Let’s finish off this review by continuing to go through the list of step-downs from the first season that Last Song made. The animation is even worse than before, especially when you compare it to Bones’ other two shows that season. Given the existence of said shows, along with the fact that Revolutio’s sales were worse than Aku no Hana’s, it’s not really surprising, but it’s still massively disappointing to see. The show still experiences peaks in animation during the important action scenes, but as much as I liked the episode where Jiro’s past is revealed to him and the whole world via that propaganda film, my god was the production horrendous. I couldn’t believe this was made by Bones at time.
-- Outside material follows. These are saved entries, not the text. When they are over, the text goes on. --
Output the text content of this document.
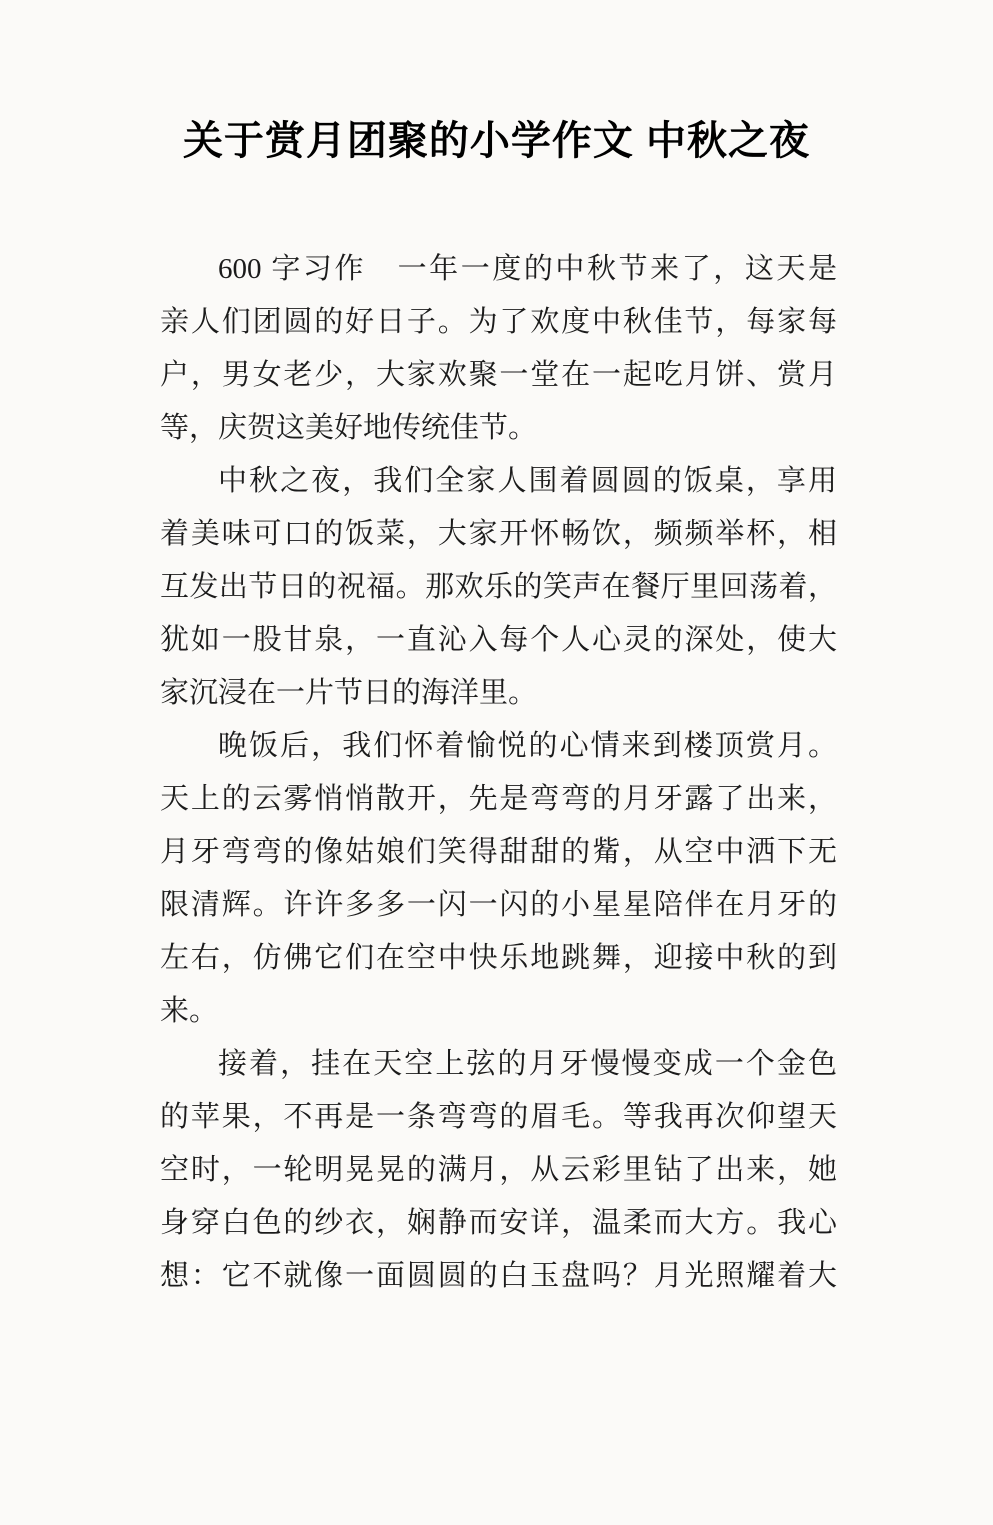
关于赏月团聚的小学作文 中秋之夜
600 字习作　一年一度的中秋节来了，这天是
亲人们团圆的好日子。为了欢度中秋佳节，每家每
户，男女老少，大家欢聚一堂在一起吃月饼、赏月
等，庆贺这美好地传统佳节。
中秋之夜，我们全家人围着圆圆的饭桌，享用
着美味可口的饭菜，大家开怀畅饮，频频举杯，相
互发出节日的祝福。那欢乐的笑声在餐厅里回荡着，
犹如一股甘泉，一直沁入每个人心灵的深处，使大
家沉浸在一片节日的海洋里。
晚饭后，我们怀着愉悦的心情来到楼顶赏月。
天上的云雾悄悄散开，先是弯弯的月牙露了出来，
月牙弯弯的像姑娘们笑得甜甜的觜，从空中洒下无
限清辉。许许多多一闪一闪的小星星陪伴在月牙的
左右，仿佛它们在空中快乐地跳舞，迎接中秋的到
来。
接着，挂在天空上弦的月牙慢慢变成一个金色
的苹果，不再是一条弯弯的眉毛。等我再次仰望天
空时，一轮明晃晃的满月，从云彩里钻了出来，她
身穿白色的纱衣，娴静而安详，温柔而大方。我心
想：它不就像一面圆圆的白玉盘吗？月光照耀着大
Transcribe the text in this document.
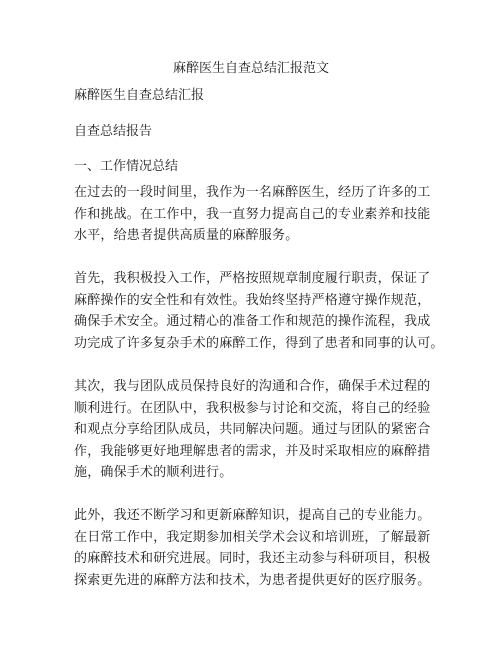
麻醉医生自查总结汇报范文
麻醉医生自查总结汇报
自查总结报告
一、工作情况总结
在过去的一段时间里，我作为一名麻醉医生，经历了许多的工
作和挑战。在工作中，我一直努力提高自己的专业素养和技能
水平，给患者提供高质量的麻醉服务。
首先，我积极投入工作，严格按照规章制度履行职责，保证了
麻醉操作的安全性和有效性。我始终坚持严格遵守操作规范，
确保手术安全。通过精心的准备工作和规范的操作流程，我成
功完成了许多复杂手术的麻醉工作，得到了患者和同事的认可。
其次，我与团队成员保持良好的沟通和合作，确保手术过程的
顺利进行。在团队中，我积极参与讨论和交流，将自己的经验
和观点分享给团队成员，共同解决问题。通过与团队的紧密合
作，我能够更好地理解患者的需求，并及时采取相应的麻醉措
施，确保手术的顺利进行。
此外，我还不断学习和更新麻醉知识，提高自己的专业能力。
在日常工作中，我定期参加相关学术会议和培训班，了解最新
的麻醉技术和研究进展。同时，我还主动参与科研项目，积极
探索更先进的麻醉方法和技术，为患者提供更好的医疗服务。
Unfortunately, The Last Song made me go “oh yeah, Bones made this” with its story becomes messier than a fight on Jerry Springer by the end. Everyone, including the dead, betrays each other about twenty times apiece, and the “Civil War” between the different type of super humans that functions as the final act of the show feels like an hour had been cut from the final product – probably as a consequence of the fact that this season is two episodes shorter than the last one, and I don’t think we’re getting a Batman v Superman/Gatchaman Crowds-like extended cut anytime soon. It doesn’t exactly fall apart because the ending makes sense in abstract, and yes I’d prefer to be missing the bigger picture as opposed to being bored or the ending itself to be flat-out catastrophic. Still, this season (and the first season as well for that matter) really could have benefitted from the hour-long lengths most TV dramas give their episodes, as I need my breathing room as well.
As a final point though, the opening and ending credits are pretty lame compared to their more energetic predecessors. Cool visuals accompanying them, but would you really download those songs on your iPhone and listen to them on the train? I certainly wouldn’t, and apparently Funimation agrees with me because I don’t exactly see them promoting those credits on their channel. But then again, that is also typical of Bones shows isn’t it? The initial ending credits to Darker than Black and the initial opening credits to Eureka Seven are a barrel of fun to listen to, but what came after their initial thirteen episodes was a bunch of bland J-pop/rock whose only worthwhile contribution to society is being a cure for insomnia.
- If The Last Song’s opening and ending credits are on the Funi Youtube channel and I missed them, don’t tell me. I’ve long since ceased to care.
- So how long until I can actually own this series? And please, Funi, fix your sound mixing when it comes to the dubs.
- Speaking of lame opening/ending songs, the ones in Osomatsu-san are really underwhelming without the crazy visuals to back them up.